The Michael Morton case has made headlines multiple times over the years. Morton was released from prison in October of 2011, after spending 25 years behind bars for the murder of his wife, Christine...a crime he didn't commit. The real killer, Mark Norwood, has since been convicted of the murder of Christine and has been indicted in the murder of Debra Master Baker.
Morton's life was turned upside down by not only the loss of his wife and his time in prison, but by the damage done to the relationship with his son, who was only three at the time of his mother's death. In spite of several pieces of evidence that would have cleared Morton, prosecutor Ken Anderson withheld the evidence in a pre-trial hearing in 1987, stating he had no evidence that was favorable for Morton. The Innocence Project helped to show this evidence existed and in the release of Morton.

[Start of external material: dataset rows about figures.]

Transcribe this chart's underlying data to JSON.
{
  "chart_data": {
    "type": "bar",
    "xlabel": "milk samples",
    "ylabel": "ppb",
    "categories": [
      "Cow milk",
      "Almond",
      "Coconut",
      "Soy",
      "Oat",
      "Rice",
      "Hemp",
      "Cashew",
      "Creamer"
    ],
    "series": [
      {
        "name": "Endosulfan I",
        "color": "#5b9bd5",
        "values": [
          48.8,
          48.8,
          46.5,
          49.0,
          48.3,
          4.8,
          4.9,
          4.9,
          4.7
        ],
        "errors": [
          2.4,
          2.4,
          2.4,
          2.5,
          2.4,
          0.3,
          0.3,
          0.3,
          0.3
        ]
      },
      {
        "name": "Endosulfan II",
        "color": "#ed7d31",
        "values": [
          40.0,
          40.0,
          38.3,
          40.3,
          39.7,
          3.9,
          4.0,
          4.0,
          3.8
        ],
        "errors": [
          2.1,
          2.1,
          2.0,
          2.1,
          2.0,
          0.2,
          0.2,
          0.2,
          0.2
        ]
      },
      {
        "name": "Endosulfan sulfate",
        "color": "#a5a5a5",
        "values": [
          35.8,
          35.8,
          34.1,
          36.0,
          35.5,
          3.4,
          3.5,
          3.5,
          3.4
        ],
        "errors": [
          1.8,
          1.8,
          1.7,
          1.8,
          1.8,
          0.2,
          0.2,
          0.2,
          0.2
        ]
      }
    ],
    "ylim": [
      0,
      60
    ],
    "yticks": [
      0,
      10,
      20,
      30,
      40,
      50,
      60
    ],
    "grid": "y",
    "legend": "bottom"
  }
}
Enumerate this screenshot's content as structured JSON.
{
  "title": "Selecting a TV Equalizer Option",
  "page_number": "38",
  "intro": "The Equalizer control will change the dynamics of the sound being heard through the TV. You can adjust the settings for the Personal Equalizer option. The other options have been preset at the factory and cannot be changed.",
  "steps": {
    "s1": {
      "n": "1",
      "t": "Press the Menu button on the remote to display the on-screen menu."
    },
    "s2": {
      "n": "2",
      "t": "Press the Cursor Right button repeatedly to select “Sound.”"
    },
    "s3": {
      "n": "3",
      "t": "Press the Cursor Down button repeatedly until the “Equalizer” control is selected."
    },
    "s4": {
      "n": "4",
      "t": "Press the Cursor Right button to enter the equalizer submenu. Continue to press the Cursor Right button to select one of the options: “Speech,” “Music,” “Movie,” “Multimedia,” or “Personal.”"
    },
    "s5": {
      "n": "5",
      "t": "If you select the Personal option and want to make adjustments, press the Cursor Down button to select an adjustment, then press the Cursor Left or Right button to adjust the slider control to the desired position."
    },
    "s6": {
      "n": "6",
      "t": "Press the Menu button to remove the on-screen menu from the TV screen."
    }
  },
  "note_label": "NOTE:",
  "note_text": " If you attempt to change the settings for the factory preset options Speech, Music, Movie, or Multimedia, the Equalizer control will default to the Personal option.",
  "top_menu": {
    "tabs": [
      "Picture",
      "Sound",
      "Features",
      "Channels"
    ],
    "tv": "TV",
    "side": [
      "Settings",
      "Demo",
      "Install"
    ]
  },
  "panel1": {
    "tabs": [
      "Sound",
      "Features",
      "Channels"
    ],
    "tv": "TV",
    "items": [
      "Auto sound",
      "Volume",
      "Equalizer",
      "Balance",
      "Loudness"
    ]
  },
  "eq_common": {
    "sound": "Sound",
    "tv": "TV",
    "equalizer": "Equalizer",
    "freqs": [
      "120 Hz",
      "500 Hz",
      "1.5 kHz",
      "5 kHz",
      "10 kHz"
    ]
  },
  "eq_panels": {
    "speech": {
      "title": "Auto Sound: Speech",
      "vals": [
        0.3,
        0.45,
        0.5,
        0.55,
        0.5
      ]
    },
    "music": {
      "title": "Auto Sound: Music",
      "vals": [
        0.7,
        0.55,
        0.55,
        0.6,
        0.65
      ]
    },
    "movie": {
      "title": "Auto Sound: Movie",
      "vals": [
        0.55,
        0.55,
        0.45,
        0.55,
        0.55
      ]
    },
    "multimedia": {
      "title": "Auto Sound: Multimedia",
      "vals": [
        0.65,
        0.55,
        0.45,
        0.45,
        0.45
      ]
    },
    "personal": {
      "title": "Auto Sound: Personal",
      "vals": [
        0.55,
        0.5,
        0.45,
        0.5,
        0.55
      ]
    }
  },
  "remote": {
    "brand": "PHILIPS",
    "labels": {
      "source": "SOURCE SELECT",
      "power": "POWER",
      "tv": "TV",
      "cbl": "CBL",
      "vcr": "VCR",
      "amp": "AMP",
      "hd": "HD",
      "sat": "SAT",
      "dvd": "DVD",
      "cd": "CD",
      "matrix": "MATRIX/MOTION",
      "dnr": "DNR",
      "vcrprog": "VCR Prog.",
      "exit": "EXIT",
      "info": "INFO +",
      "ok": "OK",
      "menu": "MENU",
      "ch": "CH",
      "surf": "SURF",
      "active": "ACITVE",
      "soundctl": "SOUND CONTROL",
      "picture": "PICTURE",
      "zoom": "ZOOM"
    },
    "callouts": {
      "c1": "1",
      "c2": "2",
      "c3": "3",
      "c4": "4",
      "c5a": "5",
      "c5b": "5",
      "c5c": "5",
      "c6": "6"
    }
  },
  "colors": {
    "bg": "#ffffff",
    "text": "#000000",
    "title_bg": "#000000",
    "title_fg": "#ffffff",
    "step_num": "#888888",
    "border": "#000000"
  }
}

Anderson was found to be in criminal contempt of court for this act, which is an extremely rare, and perhaps the first time, a prosecutor has been held criminally responsible for withholding evidence. While this is a great victory for the wrongfully convicted, and hopefully a step in the right direction to hold prosecutors accountable for their cases, the punishment handed down to Anderson has left many angry. His punishment? 10 days in prison, a $500 fine, and 500 hours of community service. 10 days, compared to the 25 years that were taken from Morton because of Anderson. There are many that are calling for Anderson to be held at least partially responsible for the death of Debra Masters Baker as well, for had he dropped the charges against Morton based on the many pieces of evidence that pointed away from him, detectives may have found Norwood before he murdered Baker years later.
Anderson began his sentence on Tuesday, November 12th. He'll be released on the 21st, which means he won't miss a single holiday while in prison. Morton missed 25 Christmases, Thanksgivings, birthdays, and many other holidays; Anderson is being given a light sentence that will have little impact on his life.
What do you think of the punishment? Is 10-days enough to deter other prosecutors from withholding evidence?